David Mahelona violin uke back
Like other early Hawaiian ukes, the back of this David Mahelona violin uke is slightly convex.

One thing we definitely know about Mahelona is that he was one heck of a good ukulele craftsman. The build quality of the violin uke seen here is stellar. Its body and neck are made entirely from Hawaiian koa. 


The wood is relatively plain, but still lends the uke a rich sound even 100 years after it was made. The body shape is a sort of hybrid of a soprano uke and a violin. Unlike a violin, the top is flat, but like other early Hawaiian ukes, the back is slightly convex. The top end of the back runs over the end of the neck’s heel, and the uke’s frets are set directly into the neck with no separate fingerboard—features commonly found on vintage Hawaiian ukuleles.

This is definitely one of the fanciest ukes I’ve ever seen in terms of decoration. The entire top, neck, and headstock are rimmed with an attractive rope-style binding and flashy mother-of-pearl purfling. Mother-of-pearl as also used for the uke’s soundhole rosette and position marker dots. The uke’s uniquely shaped headstock bears a decal showing the coat of arms of the Kingdom of Hawaii above the words “ua mau ke ea o ka aina i ka pono,” which is most commonly translated as, “The life of the land is perpetuated in righteousness.” The chess piece–style Bakelite tuners on this violin uke are not original.

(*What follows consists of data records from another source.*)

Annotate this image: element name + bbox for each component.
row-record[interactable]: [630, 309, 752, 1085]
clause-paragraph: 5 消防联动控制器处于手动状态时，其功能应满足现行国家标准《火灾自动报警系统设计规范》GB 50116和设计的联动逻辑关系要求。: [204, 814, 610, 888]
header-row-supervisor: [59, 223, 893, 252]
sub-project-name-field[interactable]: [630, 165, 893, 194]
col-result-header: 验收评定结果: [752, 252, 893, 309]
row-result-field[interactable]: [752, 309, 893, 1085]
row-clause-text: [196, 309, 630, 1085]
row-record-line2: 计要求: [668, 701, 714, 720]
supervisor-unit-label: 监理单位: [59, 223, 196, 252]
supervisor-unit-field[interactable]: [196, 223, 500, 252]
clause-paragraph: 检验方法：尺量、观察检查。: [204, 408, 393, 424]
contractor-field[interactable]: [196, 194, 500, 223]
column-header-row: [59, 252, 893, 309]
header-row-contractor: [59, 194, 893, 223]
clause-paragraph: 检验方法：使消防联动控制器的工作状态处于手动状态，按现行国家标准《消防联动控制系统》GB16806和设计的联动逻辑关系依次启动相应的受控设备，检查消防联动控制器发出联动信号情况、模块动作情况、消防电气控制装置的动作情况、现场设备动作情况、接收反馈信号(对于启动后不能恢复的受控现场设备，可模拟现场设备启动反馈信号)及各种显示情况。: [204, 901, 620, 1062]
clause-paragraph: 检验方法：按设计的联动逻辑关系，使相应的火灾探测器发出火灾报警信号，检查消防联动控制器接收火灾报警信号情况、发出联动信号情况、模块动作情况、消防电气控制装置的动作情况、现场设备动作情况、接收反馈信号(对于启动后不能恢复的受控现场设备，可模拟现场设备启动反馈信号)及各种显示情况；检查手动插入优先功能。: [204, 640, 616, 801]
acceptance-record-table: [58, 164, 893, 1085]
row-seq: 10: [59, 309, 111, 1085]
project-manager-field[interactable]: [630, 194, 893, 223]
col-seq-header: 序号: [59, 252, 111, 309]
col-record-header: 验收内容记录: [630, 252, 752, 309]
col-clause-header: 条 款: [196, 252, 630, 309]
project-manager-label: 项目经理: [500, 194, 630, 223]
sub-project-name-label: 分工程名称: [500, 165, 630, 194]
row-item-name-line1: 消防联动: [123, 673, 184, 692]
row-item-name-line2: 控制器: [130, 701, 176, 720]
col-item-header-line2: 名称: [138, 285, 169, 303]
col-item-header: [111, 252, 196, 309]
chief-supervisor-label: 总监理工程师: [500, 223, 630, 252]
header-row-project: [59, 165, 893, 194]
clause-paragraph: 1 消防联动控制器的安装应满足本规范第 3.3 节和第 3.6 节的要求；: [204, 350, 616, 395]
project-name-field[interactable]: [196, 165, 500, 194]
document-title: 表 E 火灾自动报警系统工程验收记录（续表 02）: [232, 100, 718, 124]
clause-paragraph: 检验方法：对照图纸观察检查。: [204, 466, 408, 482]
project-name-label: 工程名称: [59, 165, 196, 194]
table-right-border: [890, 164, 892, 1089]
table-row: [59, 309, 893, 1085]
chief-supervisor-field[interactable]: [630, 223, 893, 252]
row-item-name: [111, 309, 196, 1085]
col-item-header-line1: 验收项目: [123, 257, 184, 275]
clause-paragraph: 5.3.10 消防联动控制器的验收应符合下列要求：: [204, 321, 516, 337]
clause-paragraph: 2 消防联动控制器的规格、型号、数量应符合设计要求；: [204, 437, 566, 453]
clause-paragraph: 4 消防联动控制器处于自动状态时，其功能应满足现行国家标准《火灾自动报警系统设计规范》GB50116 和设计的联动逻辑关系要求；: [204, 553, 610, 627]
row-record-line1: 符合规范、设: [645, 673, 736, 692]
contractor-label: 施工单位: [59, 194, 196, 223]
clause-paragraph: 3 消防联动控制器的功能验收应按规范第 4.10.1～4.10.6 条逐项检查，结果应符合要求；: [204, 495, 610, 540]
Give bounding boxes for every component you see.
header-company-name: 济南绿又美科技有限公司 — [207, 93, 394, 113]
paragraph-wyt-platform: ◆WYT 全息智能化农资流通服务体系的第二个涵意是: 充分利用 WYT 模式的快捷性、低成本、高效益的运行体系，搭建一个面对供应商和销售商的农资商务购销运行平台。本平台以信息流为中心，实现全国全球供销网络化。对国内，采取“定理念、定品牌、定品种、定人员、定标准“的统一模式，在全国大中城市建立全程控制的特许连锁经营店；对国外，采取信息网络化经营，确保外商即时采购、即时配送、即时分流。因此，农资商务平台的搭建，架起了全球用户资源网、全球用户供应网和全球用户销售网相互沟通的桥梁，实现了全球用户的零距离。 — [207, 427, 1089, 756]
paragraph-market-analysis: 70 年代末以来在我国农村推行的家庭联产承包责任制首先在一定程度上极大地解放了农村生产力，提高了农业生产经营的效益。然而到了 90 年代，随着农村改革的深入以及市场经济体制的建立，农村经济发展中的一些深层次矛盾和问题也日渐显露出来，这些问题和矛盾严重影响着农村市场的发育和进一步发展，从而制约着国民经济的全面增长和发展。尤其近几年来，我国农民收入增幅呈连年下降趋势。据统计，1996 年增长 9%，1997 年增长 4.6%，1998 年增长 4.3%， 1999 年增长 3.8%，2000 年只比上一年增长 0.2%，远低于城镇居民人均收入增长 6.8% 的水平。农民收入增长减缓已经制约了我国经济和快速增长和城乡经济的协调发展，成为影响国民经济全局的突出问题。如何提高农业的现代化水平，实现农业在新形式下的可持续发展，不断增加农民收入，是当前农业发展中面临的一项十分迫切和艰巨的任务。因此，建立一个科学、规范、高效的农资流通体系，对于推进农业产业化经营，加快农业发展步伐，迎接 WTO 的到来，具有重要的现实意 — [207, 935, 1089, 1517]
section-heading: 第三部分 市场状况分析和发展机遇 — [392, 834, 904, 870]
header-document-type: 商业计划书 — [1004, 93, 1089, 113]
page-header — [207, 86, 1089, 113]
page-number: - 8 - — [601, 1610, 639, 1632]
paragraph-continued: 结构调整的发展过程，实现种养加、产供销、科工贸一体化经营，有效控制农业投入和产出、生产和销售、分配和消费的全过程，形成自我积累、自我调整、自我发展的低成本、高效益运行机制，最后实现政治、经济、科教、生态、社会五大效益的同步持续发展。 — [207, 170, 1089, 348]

David Mahelona violin uke headstock

The other Mahelona violin ukes still in existence show some variations to the one seen here. The one in the Bishop Museum’s collection is very similar, but has a body made from fancier koa wood. The fanciest example I’ve seen, which is part of Shawn Yacavone’s museum collection on his Ukulele Friend website, is not only made from highly figured koa but features an extended fingerboard as well as a scalloped “moustache” pearl inlay at the base of the body.

It’s said that imitation is the sincerest form of flattery, in which case Mahelona’s violin ukes received a significant compliment from another Hawaiian ukulele maker. Once based in Honolulu (but now out of business), Tangi Ukuleles produced its own version of a violin uke in the early 2000s. Made from plain koa, this instrument featured multi-color wood bindings and pearl purfling around the top of the body and around the sound hole.

David Mahelona violin uke from 1930s and Tangi Ukuleles copy from the early 2000s
Tangi Ukuleles produced its own version of a violin uke in the early 2000s.